There does come a time when the human mind, being sick, becomes open to something far more evil than anything we would expect of human beings.

 

          Not merely sinister, but actively evil.

 

          Some have rejected the idea of a demon possessed Hitler, because it mitigates his evil.

 

                      But it doesn’t, not really.

 

          No one believing the New Testament can deny the existence of demons, or the possibility of demon possession.

 

          And Scripture tells us categorically that Satan himself entered Judas.


In a strange sort of way, this may explain the hatred of the Jews, not merely among the Nazis, but antisemitism in general.

 

          For the Jews are the oldest of all representatives of God in the world.

 

          The chosen people. Chosen by whom? By God.


Why not Christians?

 

          They have been too many and too much in power to attack.

 

          Remember, we are not talking about objective hatred, but primitive hatred.

 

          And there can be no hatred more primitive than one arising before the creation of man.


What lessons can Christian folk take away from this?

 

          We cannot, must not, remain silent and passive in the face of evil.

 

          It is never true to say that there is nothing we can do. There is always something.

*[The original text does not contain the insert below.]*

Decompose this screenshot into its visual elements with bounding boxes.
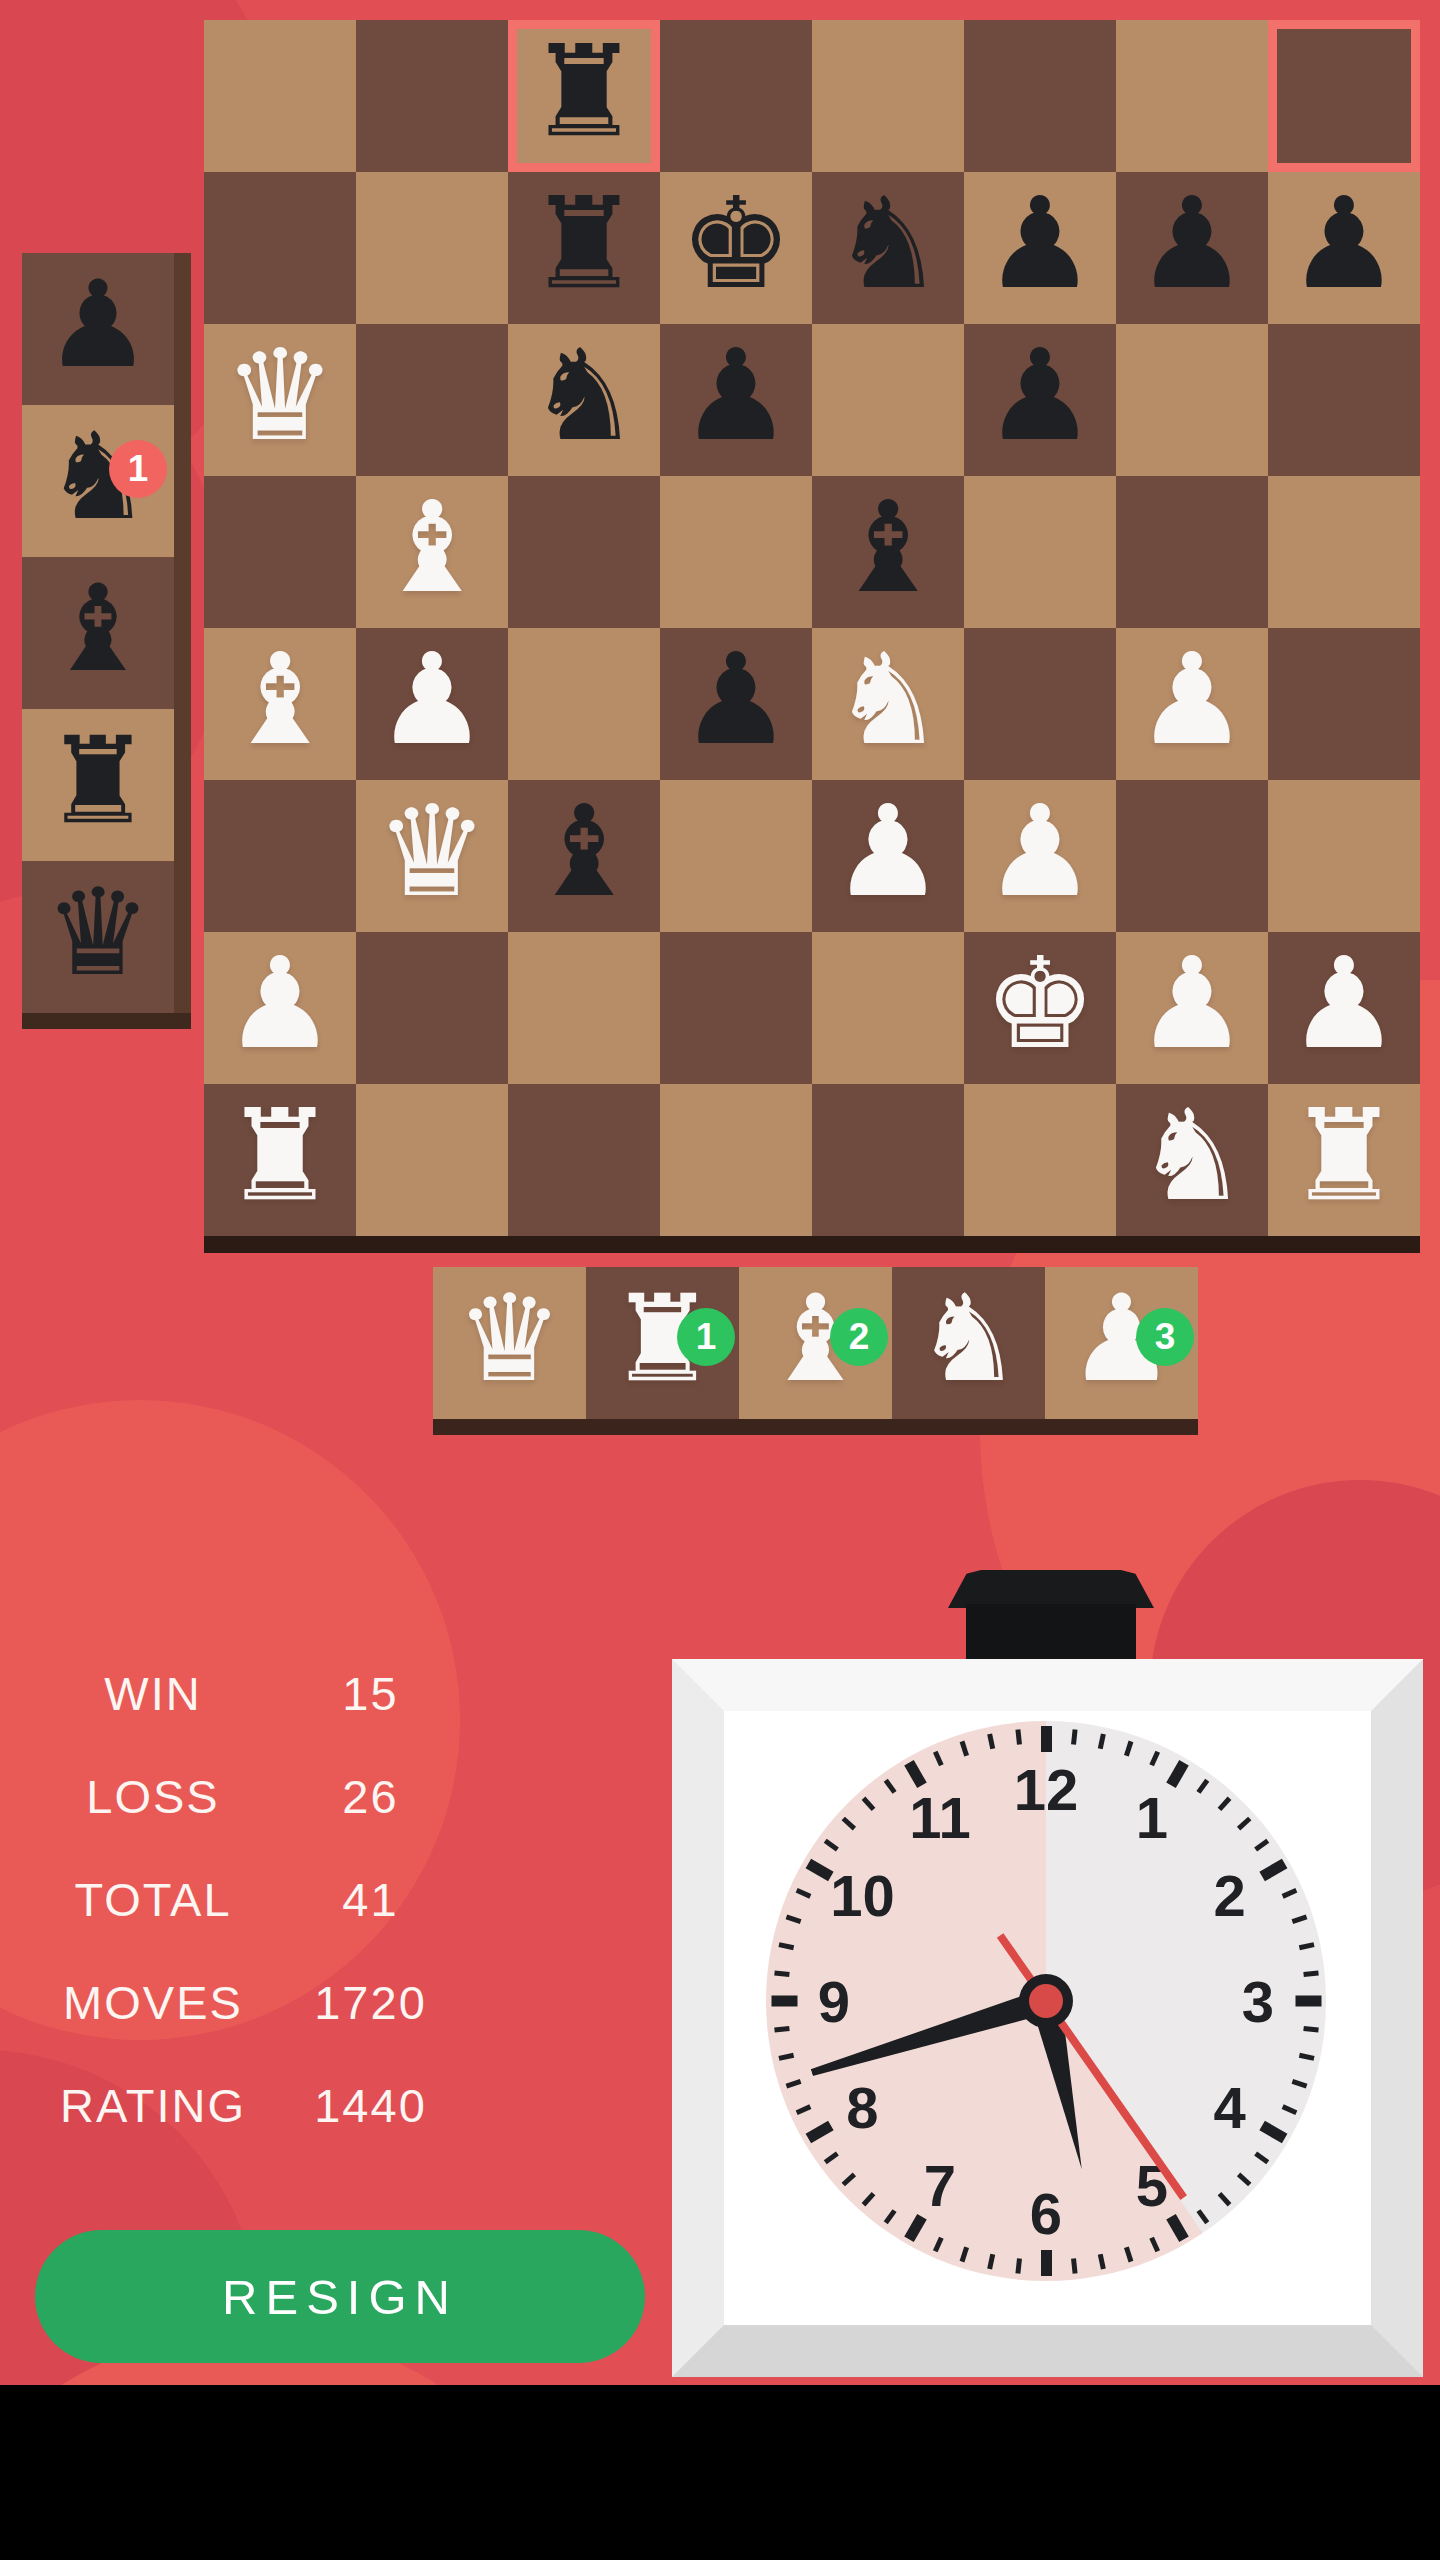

Too many Christians have remained silent while more that 50 million of our children to be have been destroyed.

 

          No politician can be elected who loses the vote of all the Christian folk in his district.

 

          Thus, all the pro-abortion congressmen, senators and presidents were elected with the consent and participation of many Christians.

 

          Remember the German Christians? There were too many of them to kill. But they were divided and remained silent.

 

                      It is not that they didn’t all attend the same church.

 

                      All Christians should recognize evil when it appears and should oppose it.

 

          Why didn’t they German Christians?

 

          Because they would not call evil by its name.

 

          Was it fear or apathy? Both are unworthy of us who name the name of Jesus Christ.


The 83rd Psalm begins: “Keep not thou silence, O God:

hold not thy peace, and be not still, O God.”

 

          But the voice of God in the world is his people.

 

          We cannot complain that God is silent when we will not speak for him.